厩火事とは?
うまやかじ
厩火事とは、古典落語の演目のひとつで、夫への愛情を確かめようとする妻と、馬を大切にする夫のすれ違いを描いた噺です。
厩火事(うまやかじ)は、古典落語の演目のひとつです。論語に登場する孔子と馬小屋の火事のエピソードを下敷きにしつつ、江戸の庶民的な夫婦の会話を描いた人情噺として知られています。

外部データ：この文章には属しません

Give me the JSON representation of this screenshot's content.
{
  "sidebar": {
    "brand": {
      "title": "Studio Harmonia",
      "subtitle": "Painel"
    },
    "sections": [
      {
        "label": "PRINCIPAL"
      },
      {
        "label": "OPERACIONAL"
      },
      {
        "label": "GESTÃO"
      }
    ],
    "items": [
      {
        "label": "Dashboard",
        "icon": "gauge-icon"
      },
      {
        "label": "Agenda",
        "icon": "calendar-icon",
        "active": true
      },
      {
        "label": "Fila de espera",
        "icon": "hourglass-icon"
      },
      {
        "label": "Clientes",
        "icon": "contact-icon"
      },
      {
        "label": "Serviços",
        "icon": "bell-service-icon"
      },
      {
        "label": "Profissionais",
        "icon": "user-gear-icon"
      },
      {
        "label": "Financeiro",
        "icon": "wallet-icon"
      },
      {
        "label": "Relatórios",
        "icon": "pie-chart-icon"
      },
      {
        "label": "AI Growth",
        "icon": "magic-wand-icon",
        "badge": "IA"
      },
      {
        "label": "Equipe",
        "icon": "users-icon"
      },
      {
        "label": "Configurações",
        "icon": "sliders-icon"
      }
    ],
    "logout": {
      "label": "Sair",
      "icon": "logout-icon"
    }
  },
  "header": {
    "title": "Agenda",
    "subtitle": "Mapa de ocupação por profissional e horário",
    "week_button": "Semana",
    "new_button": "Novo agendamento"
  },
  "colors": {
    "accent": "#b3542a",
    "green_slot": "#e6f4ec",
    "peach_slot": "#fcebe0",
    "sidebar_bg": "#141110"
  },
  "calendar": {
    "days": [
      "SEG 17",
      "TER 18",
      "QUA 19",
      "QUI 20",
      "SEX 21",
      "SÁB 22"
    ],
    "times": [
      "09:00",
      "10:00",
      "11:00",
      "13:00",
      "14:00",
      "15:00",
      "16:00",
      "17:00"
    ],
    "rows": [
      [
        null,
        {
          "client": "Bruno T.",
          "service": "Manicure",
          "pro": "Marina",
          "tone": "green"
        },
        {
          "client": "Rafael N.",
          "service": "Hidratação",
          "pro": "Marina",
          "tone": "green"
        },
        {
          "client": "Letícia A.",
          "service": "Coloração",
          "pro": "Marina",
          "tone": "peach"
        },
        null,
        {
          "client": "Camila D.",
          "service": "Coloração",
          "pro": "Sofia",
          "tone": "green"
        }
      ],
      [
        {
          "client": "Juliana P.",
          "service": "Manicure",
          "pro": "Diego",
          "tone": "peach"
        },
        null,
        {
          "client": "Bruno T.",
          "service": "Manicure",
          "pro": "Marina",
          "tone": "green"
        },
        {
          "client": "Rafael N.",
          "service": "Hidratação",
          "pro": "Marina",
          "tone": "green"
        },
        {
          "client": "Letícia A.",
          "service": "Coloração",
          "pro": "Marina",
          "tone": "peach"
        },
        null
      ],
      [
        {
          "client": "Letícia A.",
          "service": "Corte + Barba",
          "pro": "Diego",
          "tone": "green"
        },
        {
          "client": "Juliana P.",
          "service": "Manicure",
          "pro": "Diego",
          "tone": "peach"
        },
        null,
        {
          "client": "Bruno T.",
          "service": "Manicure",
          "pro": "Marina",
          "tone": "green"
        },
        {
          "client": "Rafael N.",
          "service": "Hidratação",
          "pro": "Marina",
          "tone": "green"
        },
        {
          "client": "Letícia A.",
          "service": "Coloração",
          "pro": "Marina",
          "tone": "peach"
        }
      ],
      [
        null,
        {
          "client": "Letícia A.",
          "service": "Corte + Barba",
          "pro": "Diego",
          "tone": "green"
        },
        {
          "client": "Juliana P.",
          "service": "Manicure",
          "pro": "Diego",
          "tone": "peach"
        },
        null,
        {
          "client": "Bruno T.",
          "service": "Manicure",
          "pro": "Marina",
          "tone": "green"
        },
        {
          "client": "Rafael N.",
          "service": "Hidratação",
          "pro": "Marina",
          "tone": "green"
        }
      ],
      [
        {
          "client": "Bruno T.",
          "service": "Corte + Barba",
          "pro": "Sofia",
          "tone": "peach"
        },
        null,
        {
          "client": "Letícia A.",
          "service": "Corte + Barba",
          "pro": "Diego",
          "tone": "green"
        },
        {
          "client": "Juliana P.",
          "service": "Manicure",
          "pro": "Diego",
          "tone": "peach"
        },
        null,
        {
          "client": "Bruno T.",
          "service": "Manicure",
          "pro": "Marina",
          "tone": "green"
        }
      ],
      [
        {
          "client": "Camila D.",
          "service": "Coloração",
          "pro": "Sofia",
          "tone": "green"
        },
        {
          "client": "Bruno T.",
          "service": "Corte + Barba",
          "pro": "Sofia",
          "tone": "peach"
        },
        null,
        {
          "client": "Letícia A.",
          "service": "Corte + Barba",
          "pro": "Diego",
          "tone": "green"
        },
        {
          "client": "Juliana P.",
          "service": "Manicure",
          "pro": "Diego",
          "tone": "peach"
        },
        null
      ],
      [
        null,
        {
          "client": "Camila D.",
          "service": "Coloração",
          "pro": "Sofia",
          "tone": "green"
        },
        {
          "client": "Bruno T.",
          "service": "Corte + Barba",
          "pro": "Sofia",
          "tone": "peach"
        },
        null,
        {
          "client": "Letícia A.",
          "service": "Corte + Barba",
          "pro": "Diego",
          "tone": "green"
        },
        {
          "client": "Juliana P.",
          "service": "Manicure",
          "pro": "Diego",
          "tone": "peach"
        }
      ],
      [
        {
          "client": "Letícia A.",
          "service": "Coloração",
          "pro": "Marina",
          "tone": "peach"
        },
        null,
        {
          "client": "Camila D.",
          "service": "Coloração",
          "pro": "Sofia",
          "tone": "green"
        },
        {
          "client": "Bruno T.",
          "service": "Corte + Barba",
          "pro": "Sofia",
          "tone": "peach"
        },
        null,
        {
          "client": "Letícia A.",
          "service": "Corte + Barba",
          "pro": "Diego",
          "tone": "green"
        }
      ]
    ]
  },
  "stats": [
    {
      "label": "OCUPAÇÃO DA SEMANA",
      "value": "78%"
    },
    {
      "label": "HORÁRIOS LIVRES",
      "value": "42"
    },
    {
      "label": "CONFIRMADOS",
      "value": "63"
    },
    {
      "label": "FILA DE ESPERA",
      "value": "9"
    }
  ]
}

あらすじは、妻がおかみさんに「夫が自分のことを大切に思っているかどうか確かめたい」と相談するところから始まります。おかみさんは「わざと高価な瀬戸物を割ってみて、夫がどんな反応をするか見てみなさい」と助言します。妻が家に帰って実際に器を割ってみると、夫はケガを心配して優しく声をかけてくれます。喜んだ妻は夫が自分を大切にしていると確信しますが、落ちでは夫の本音がユーモラスに明かされます。
この噺の原典は中国の儒教古典である「論語」の一節で、孔子の馬小屋が火事になったとき、孔子は「人は怪我をしなかったか」と尋ね、馬については聞かなかったというエピソードに基づいています。日本の落語家はこれを江戸の夫婦噺として翻案し、笑いと人情を盛り込みました。
厩火事は上方落語・江戸落語双方に演じられており、多くの噺家が得意演目としています。古典落語の入門としても親しみやすい作品のひとつです。
使い方・例文
落語会や寄席のプログラムで演目として登場します。古典落語の解説本や、論語の現代的な解釈を紹介するコラムでも取り上げられることがあります。